(2 minute read)

In addition to the multitude of physical and social consequences of the recent pandemic, we’re continuing to experience impacts to the way we work.

Early in 2022, the media grabbed hold of a phenomenon (their word, not ours) labelled ‘The Great Resignation’, where individuals were placing other components of their lives ahead of their desire to strive for success in their current workplace. While there was a notable shift in how and where people were working, there was not the mass exodus that had been predicted – surprise, surprise!

Now, in the shadows of the last phenomenon (which wasn’t) comes another term for leaders and managers to understand and navigate – Quiet Quitting.

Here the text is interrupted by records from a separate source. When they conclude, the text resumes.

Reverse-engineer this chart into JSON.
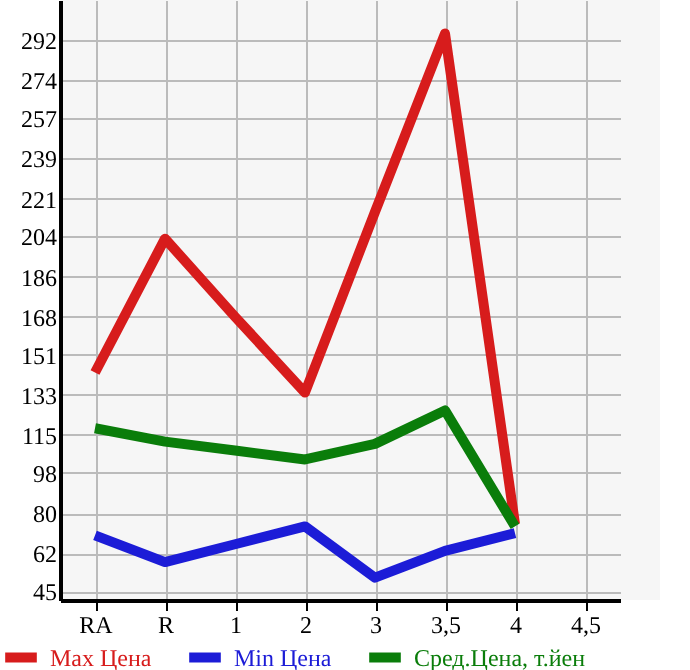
{
  "chart_data": {
    "type": "line",
    "categories": [
      "RA",
      "R",
      "1",
      "2",
      "3",
      "3,5",
      "4",
      "4,5"
    ],
    "series": [
      {
        "name": "Max Цена",
        "color": "#d71c1c",
        "values": [
          143,
          203,
          168,
          134,
          215,
          295,
          75,
          null
        ]
      },
      {
        "name": "Min Цена",
        "color": "#1c1cd7",
        "values": [
          70,
          58,
          66,
          74,
          51,
          63,
          71,
          null
        ]
      },
      {
        "name": "Сред.Цена, т.йен",
        "color": "#0a7d0a",
        "values": [
          118,
          112,
          108,
          104,
          111,
          126,
          74,
          null
        ]
      }
    ],
    "ylim": [
      41,
      310
    ],
    "yticks": [
      45,
      62,
      80,
      98,
      115,
      133,
      151,
      168,
      186,
      204,
      221,
      239,
      257,
      274,
      292
    ],
    "grid": true,
    "legend": "bottom",
    "marker": "none",
    "line_style": "solid"
  }
}
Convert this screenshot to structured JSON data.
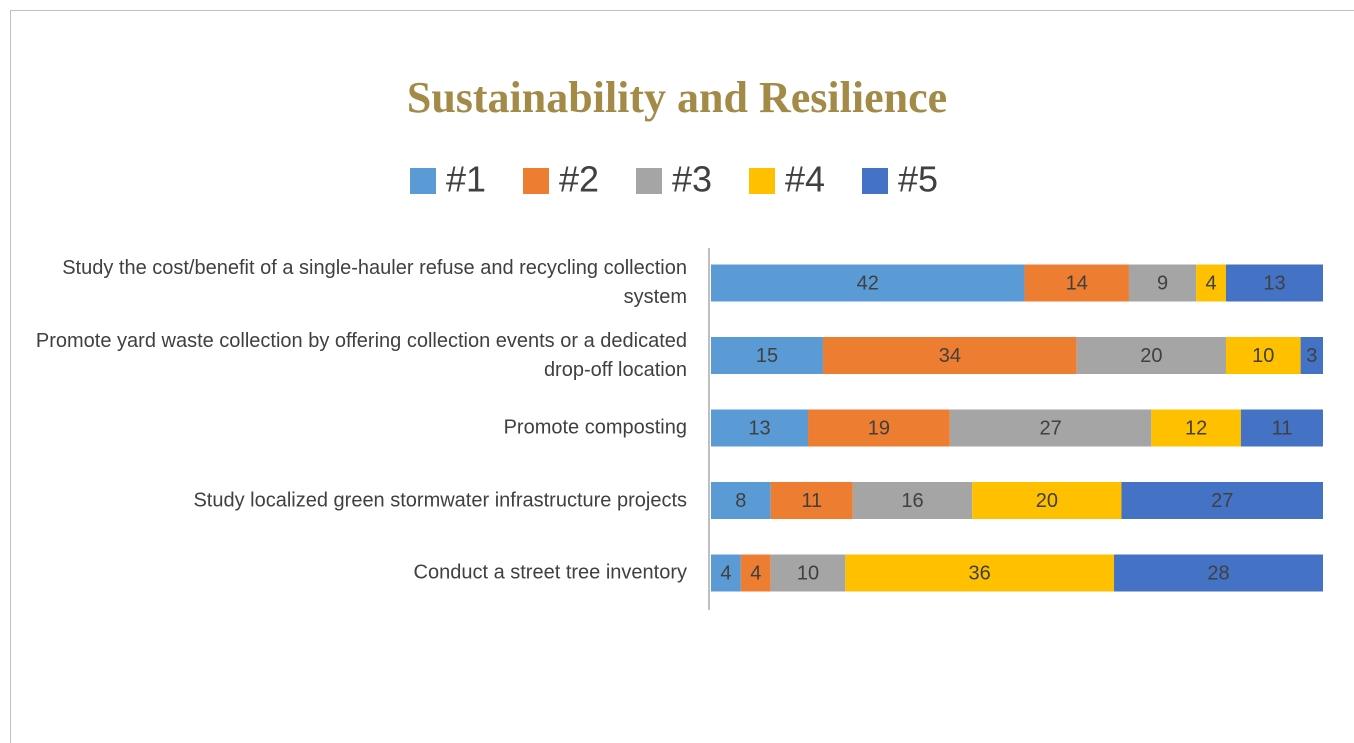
{
  "chart_data": {
    "type": "bar",
    "orientation": "horizontal",
    "stacking": "percent",
    "title": "Sustainability and Resilience",
    "categories": [
      "Study the cost/benefit of a single-hauler refuse and recycling collection system",
      "Promote yard waste collection by offering collection events or a dedicated drop-off location",
      "Promote composting",
      "Study localized green stormwater infrastructure projects",
      "Conduct a street tree inventory"
    ],
    "series": [
      {
        "name": "#1",
        "color": "#5b9bd5",
        "values": [
          42,
          15,
          13,
          8,
          4
        ]
      },
      {
        "name": "#2",
        "color": "#ed7d31",
        "values": [
          14,
          34,
          19,
          11,
          4
        ]
      },
      {
        "name": "#3",
        "color": "#a5a5a5",
        "values": [
          9,
          20,
          27,
          16,
          10
        ]
      },
      {
        "name": "#4",
        "color": "#ffc000",
        "values": [
          4,
          10,
          12,
          20,
          36
        ]
      },
      {
        "name": "#5",
        "color": "#4472c4",
        "values": [
          13,
          3,
          11,
          27,
          28
        ]
      }
    ],
    "legend": "top",
    "data_labels": true
  }
}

Quiet Quitting can be characterised as a withdrawal behaviour, where an employee pulls back at work in response to their environment. Rather than quitting in a literal sense, they quit the practice of going above and beyond. Whether it’s rejecting meetings outside of set working hours, self-mandating what projects to take on, or only contributing the minimal work required contractually, quiet quitting will look different depending on the employee.

Daniel McDonnell, Culture Amp

Minimising the impact.

If there has been a loss of faith in the corporate culture of hustle and grind, what can the employer, manager and leaders do?

A decrease in discretionary effort from employees can result from an environment of control and hierarchy by leaders and managers. Instead, it’s critical to empower employees to take responsibility for their own decision-making. With greater autonomy, employees can feel more ownership over the work they’re producing and demonstrate increased levels of engagement. When employees feel they’re valued enough to make decisions, trust grows too.

Other steps to take.

  • Do regular ‘pulse-checks’ on team members. (How are they feeling about their work?)
  • Use surveys where practical.
  • Share the Bigger Picture with team members. (Openly discuss company goals and plans)
  • Invest in, and promote, personal and professional development
  • Be Present! Be available to listen to concerns or questions from team members.

Leaders and people managers who understand the needs of their colleagues and team members can avoid any areas of conflict or friction which may lead to employee discontent. And that’s got to be a good thing!